Another key source of inspiration this season was American Impressionist painter Mary Cassat, whose works explored the intimate relationships between a mother and her children. Studying her work sharpened Yuhan’s focus on the “cycle of a mother giving birth to a daughter, who then grows up and has her own”; as well as “how motherhood and sisterhood relate to cycles in nature” and the idea of eternal return.
It’s a theme that makes itself most urgently felt in this season’s cast of IRL mothers and daughters, sisters and friends. It’s noticeable in the clothes, too. Romantically ruched floral lace slip dresses, a pillar of the Yuhan Wang vocabulary, return this season; here, though, they feel a little less steeped in the ethereal fantasy of previous seasons, and more considerate of how they could be worn in the here and now. Flared tailored separates in stretch jacquards have been introduced to accommodate a wider range of body shapes. That’s not to say, though, that this is a conservative body of work. Throughout, there are dashes of youthful, confident sexiness; a diaphanous embroidered bralette, for example, or a crystal-buttoned velvet jacquard skirt that pours across the hips.

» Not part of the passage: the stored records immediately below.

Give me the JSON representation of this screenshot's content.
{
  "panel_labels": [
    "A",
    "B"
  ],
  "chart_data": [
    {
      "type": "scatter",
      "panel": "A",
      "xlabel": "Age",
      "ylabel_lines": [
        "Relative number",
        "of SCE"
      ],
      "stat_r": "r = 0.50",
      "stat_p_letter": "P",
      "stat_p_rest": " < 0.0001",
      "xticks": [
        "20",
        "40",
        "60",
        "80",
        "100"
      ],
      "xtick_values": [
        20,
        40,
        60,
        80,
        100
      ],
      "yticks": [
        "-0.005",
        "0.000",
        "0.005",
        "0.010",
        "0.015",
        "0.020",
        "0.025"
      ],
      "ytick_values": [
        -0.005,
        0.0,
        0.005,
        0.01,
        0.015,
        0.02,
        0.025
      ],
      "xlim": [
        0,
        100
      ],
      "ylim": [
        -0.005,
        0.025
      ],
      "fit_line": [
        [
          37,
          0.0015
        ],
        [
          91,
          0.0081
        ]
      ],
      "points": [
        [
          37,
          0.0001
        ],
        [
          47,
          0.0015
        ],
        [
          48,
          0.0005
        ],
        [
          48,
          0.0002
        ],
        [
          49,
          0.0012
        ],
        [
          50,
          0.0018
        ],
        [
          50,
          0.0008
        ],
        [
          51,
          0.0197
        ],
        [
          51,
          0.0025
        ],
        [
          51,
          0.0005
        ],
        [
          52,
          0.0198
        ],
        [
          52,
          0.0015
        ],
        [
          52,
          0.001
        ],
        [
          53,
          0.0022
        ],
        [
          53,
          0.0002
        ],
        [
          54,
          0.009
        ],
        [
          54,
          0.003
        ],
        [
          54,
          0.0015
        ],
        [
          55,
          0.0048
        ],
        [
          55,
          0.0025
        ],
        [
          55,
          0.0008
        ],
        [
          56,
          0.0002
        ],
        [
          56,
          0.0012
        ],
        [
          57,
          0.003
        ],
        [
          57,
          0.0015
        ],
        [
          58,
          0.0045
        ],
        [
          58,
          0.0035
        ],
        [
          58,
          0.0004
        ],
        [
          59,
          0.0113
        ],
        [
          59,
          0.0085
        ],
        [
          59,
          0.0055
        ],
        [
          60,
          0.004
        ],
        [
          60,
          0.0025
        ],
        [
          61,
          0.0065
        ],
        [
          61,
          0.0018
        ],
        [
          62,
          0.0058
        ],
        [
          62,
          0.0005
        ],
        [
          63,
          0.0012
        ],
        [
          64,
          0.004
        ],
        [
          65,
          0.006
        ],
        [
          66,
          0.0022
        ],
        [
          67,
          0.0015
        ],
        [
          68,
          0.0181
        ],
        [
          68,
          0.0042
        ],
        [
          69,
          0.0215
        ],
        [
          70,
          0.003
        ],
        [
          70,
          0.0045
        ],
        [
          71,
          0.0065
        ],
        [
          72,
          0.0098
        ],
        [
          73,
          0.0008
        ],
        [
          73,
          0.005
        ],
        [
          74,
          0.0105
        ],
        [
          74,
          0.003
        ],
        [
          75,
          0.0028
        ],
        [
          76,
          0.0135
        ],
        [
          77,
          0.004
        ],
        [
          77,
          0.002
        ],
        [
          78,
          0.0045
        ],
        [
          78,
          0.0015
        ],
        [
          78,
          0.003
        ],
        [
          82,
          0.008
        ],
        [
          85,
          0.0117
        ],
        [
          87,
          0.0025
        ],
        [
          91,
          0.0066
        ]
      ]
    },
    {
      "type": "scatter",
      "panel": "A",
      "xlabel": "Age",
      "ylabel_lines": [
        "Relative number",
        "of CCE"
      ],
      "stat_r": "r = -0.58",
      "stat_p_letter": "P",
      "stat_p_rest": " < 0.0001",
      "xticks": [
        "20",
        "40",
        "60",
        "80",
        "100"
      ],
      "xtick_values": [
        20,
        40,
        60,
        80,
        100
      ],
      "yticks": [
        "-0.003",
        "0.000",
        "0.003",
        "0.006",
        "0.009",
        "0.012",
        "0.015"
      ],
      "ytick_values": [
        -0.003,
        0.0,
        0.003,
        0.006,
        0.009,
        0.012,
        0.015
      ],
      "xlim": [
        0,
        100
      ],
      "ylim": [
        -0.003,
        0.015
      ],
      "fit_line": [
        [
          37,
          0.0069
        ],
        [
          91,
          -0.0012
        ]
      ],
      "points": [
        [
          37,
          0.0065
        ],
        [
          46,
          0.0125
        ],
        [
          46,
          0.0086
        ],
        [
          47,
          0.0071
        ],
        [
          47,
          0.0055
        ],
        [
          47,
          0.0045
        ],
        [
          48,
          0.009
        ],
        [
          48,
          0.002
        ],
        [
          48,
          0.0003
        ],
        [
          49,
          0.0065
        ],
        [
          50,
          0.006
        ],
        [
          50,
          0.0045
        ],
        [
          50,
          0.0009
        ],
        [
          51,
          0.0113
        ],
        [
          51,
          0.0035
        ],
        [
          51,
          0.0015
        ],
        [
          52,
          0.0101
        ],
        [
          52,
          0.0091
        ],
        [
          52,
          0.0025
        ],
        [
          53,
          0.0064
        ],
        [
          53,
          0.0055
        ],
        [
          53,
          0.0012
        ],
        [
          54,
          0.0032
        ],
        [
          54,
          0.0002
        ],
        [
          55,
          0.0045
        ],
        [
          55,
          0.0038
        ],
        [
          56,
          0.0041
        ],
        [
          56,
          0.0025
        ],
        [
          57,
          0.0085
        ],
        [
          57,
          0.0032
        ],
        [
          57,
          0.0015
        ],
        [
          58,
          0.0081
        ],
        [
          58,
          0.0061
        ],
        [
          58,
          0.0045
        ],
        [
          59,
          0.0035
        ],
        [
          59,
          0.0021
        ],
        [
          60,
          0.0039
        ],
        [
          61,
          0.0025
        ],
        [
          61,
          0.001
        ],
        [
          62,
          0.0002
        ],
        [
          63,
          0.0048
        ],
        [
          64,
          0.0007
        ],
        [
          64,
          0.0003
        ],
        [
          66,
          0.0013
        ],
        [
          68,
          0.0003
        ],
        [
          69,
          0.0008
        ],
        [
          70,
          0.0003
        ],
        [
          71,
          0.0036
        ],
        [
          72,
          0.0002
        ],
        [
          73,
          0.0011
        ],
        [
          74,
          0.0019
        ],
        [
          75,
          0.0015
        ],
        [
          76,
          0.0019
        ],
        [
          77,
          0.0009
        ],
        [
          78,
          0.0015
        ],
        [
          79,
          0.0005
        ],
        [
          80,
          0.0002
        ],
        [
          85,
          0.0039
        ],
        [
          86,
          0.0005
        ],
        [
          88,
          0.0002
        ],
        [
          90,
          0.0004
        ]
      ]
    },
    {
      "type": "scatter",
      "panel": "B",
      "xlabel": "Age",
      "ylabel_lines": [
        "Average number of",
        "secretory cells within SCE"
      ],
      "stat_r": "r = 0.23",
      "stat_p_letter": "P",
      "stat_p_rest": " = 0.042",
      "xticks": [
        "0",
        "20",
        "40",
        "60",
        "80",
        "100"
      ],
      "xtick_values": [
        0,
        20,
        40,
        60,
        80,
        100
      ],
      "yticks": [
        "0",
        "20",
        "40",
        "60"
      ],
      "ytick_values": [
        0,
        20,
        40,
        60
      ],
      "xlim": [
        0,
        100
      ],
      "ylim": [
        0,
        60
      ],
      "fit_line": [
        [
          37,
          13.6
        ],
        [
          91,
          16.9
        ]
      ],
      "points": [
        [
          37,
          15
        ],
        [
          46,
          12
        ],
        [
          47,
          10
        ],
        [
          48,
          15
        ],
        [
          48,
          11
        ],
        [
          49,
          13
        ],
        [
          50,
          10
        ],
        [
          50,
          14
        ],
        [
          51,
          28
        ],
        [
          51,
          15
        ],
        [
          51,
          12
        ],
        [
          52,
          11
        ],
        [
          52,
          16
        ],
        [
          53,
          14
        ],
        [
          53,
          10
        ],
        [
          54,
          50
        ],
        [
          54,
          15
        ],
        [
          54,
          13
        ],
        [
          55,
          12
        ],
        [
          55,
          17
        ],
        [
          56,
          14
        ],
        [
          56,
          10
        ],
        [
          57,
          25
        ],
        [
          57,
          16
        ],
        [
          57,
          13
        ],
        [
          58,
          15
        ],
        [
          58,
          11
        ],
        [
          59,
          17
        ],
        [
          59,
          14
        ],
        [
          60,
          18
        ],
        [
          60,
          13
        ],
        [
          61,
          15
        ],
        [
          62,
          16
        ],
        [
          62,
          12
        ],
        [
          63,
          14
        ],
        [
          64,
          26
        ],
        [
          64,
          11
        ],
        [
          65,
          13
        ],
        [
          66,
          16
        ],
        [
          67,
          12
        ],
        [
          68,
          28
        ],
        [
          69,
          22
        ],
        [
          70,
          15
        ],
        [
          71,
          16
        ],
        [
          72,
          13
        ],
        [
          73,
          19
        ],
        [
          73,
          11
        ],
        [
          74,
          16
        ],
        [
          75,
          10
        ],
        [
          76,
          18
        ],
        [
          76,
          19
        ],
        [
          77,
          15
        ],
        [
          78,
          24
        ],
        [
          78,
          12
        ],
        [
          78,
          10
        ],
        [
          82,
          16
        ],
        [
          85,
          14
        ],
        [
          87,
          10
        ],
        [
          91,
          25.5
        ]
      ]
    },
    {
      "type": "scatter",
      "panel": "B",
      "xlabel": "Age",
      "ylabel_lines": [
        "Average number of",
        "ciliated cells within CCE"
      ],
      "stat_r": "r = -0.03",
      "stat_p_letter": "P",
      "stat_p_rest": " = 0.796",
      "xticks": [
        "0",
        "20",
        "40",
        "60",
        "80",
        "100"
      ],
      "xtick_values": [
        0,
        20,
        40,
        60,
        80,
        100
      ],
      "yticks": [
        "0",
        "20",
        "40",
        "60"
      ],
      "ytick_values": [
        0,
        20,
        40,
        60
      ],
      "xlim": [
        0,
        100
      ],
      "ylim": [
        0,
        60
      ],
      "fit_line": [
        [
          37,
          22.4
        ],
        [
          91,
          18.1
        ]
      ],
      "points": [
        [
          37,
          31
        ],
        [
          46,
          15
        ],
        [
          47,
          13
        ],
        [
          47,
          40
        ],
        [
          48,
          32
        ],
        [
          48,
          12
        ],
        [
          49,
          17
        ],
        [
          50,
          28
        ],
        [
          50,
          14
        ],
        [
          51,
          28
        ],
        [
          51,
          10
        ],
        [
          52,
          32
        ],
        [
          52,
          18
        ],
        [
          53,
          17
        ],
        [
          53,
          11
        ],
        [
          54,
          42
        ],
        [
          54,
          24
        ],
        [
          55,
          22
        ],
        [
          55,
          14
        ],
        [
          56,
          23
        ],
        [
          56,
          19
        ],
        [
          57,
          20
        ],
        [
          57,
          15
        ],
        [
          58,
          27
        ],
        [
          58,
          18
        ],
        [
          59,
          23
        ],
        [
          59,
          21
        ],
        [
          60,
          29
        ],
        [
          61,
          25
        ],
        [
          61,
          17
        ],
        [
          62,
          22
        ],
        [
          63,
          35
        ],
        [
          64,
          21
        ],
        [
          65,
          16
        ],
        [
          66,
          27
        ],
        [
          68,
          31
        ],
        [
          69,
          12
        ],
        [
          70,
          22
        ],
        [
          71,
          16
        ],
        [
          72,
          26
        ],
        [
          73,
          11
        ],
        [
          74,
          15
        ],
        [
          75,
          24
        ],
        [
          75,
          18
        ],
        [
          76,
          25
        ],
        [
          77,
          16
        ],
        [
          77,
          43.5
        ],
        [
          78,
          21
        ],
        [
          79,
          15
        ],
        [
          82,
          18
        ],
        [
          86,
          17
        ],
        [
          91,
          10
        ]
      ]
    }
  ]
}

Yuhan has her audience to thank for that. “I never really thought about showing much skin in my work in the beginning, but then, as more and more people started tagging me on Instagram, I saw how some of the women wearing my clothes would style them in really sexy ways. It really opened a window in my mind,” she says. Indeed, with wholesale business processes disrupted due to the pandemic, many independent labels have reported having a more direct relationship with their audience as one of the unexpected benefits they’ve reaped. “People who buy the clothes have started messaging us directly, talking about how they feel when they wear the clothes,” Yuhan says. “I think it made me realise that ‘who my woman is’ is a much bigger, more complex answer than even I expected — there are even some boys who wear my clothes. So I no longer want to define my woman as a certain type. This season was really about opening up a wider world that encompasses different kinds of women; showcasing a woman’s full inner landscape.”